FORT LEE, Va. – A delegation of women from nine African countries toured Fort Lee Monday and took part in a roundtable discussion with senior-ranking leaders from the installation at the U.S. Army Women’s Museum.

The 11 women – senior NCOs and officers from their military’s signal branches – received a command brief from Col. Tamatha A. Patterson, commander, 23rd Quartermaster Brigade, toured the museum and participated in a roundtable question and answer session later in the day.

The visit was part of the U.S. African Command Women’s Communication Forum, said Liz Jordan, the Command, Control, Communications and Computer Systems and Outreach Coalition Division program manager. The delegation also visited the Pentagon and other DOD facilities and organizations within the capital region. The forums support the command’s mission to build the military capacity of partner nations in Africa while also supporting the president’s National Action Plan on Women’s Peace and Security.

“The objective of this trip is to exchange signal doctrine, techniques and philosophies with our African partners and to engage in discussions on the unique situations faced by women serving in the military,” said Jordan.

In its’ second year, the forum returned to the Army Women’s Museum after a successful trip during the previous forum.

“We first came to the museum last year, and we were impressed not only with the staff and exhibits but also the willingness of the command to support our visit with such enthusiasm,” Jordan said. “Obviously, the museum displays how far women in the U.S. Army have come in a relatively short time, but it also allows our African partners the chance to relate to similar struggles. Women’s peace and security is a global concern, and by discussing our similarities and differences, we are better able to find solutions and strengthen growing relationships.”

Lt. Catherine Nalwoga, Uganda Defense Forces, said she enjoyed the visit to the Army Women’s Museum because it taught her about the role women have played in the U.S. Army.

“I learned that we need to leave something to remember our service in the Army,” said Nalwoga, who has served for 11 years. “Touring the women’s museum showed me that former military members left items behind (as reminders of their service). We need to leave something behind so when we retire, we can be remembered.”

During the roundtable discussion, some of the questions posed to the African women included why they joined their respective military branches, whether they are allowed to marry other military members, and if they received equal pay and treatment when it came to job availability. While many reported they could have the same jobs as males, the opportunities weren’t always equal as most of the additional educational chances went first to males and females were only considered when it was a requirement to train them.

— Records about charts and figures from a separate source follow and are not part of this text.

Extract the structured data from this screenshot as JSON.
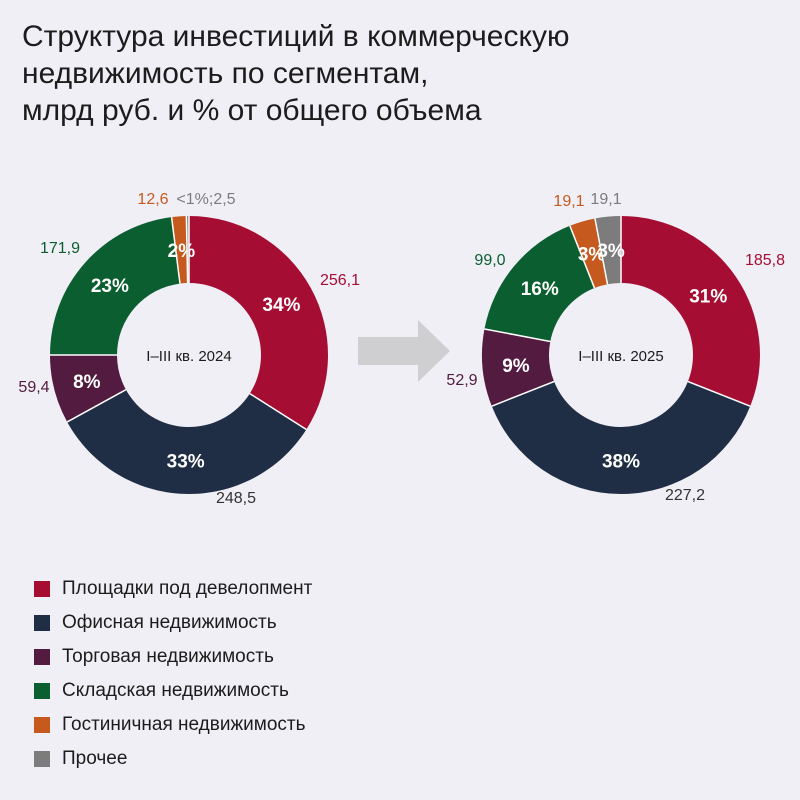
{
  "title_lines": [
    "Структура инвестиций в коммерческую",
    "недвижимость по сегментам,",
    "млрд руб. и % от общего объема"
  ],
  "colors": {
    "development": "#a60d33",
    "office": "#1f2e44",
    "retail": "#531b3f",
    "warehouse": "#0b5e2f",
    "hotel": "#c65a1e",
    "other": "#7c7c7c",
    "arrow": "#cfcfd2"
  },
  "legend": [
    {
      "key": "development",
      "label": "Площадки под девелопмент"
    },
    {
      "key": "office",
      "label": "Офисная недвижимость"
    },
    {
      "key": "retail",
      "label": "Торговая недвижимость"
    },
    {
      "key": "warehouse",
      "label": "Складская недвижимость"
    },
    {
      "key": "hotel",
      "label": "Гостиничная недвижимость"
    },
    {
      "key": "other",
      "label": "Прочее"
    }
  ],
  "chart_data": [
    {
      "type": "pie",
      "style": "donut",
      "center_label": "I–III кв. 2024",
      "slices": [
        {
          "key": "development",
          "share": 34,
          "pct_label": "34%",
          "value_label": "256,1"
        },
        {
          "key": "office",
          "share": 33,
          "pct_label": "33%",
          "value_label": "248,5"
        },
        {
          "key": "retail",
          "share": 8,
          "pct_label": "8%",
          "value_label": "59,4"
        },
        {
          "key": "warehouse",
          "share": 23,
          "pct_label": "23%",
          "value_label": "171,9"
        },
        {
          "key": "hotel",
          "share": 1.7,
          "pct_label": "2%",
          "value_label": "12,6"
        },
        {
          "key": "other",
          "share": 0.3,
          "pct_label": "",
          "value_label": "<1%;2,5"
        }
      ]
    },
    {
      "type": "pie",
      "style": "donut",
      "center_label": "I–III кв. 2025",
      "slices": [
        {
          "key": "development",
          "share": 31,
          "pct_label": "31%",
          "value_label": "185,8"
        },
        {
          "key": "office",
          "share": 38,
          "pct_label": "38%",
          "value_label": "227,2"
        },
        {
          "key": "retail",
          "share": 9,
          "pct_label": "9%",
          "value_label": "52,9"
        },
        {
          "key": "warehouse",
          "share": 16,
          "pct_label": "16%",
          "value_label": "99,0"
        },
        {
          "key": "hotel",
          "share": 3,
          "pct_label": "3%",
          "value_label": "19,1"
        },
        {
          "key": "other",
          "share": 3,
          "pct_label": "3%",
          "value_label": "19,1"
        }
      ]
    }
  ]
}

In Africa, each country’s military varies on whether women are allowed to serve and what jobs are available. That mimics the early days of the United States, where women started in supporting roles, then became active participants, and finally, decision makers, said Dr. Selam Alemayo an African Cultural Studies professor working for the U.S. Air Force.

“In Africa, the level women can achieve varies because, in some branches there are (female) generals, in others, the highest ranking women is a major,” she said. “It’s a progress. When you look at the studies, women do have a chance to make a difference at their level. One of the ways we can help break that barrier – and build our relationship with African countries – is when we hold these types of events, ask for women. We can help them make progress and eventually, you’ll see those countries sending women to optional events.”

The forum will continue through Friday.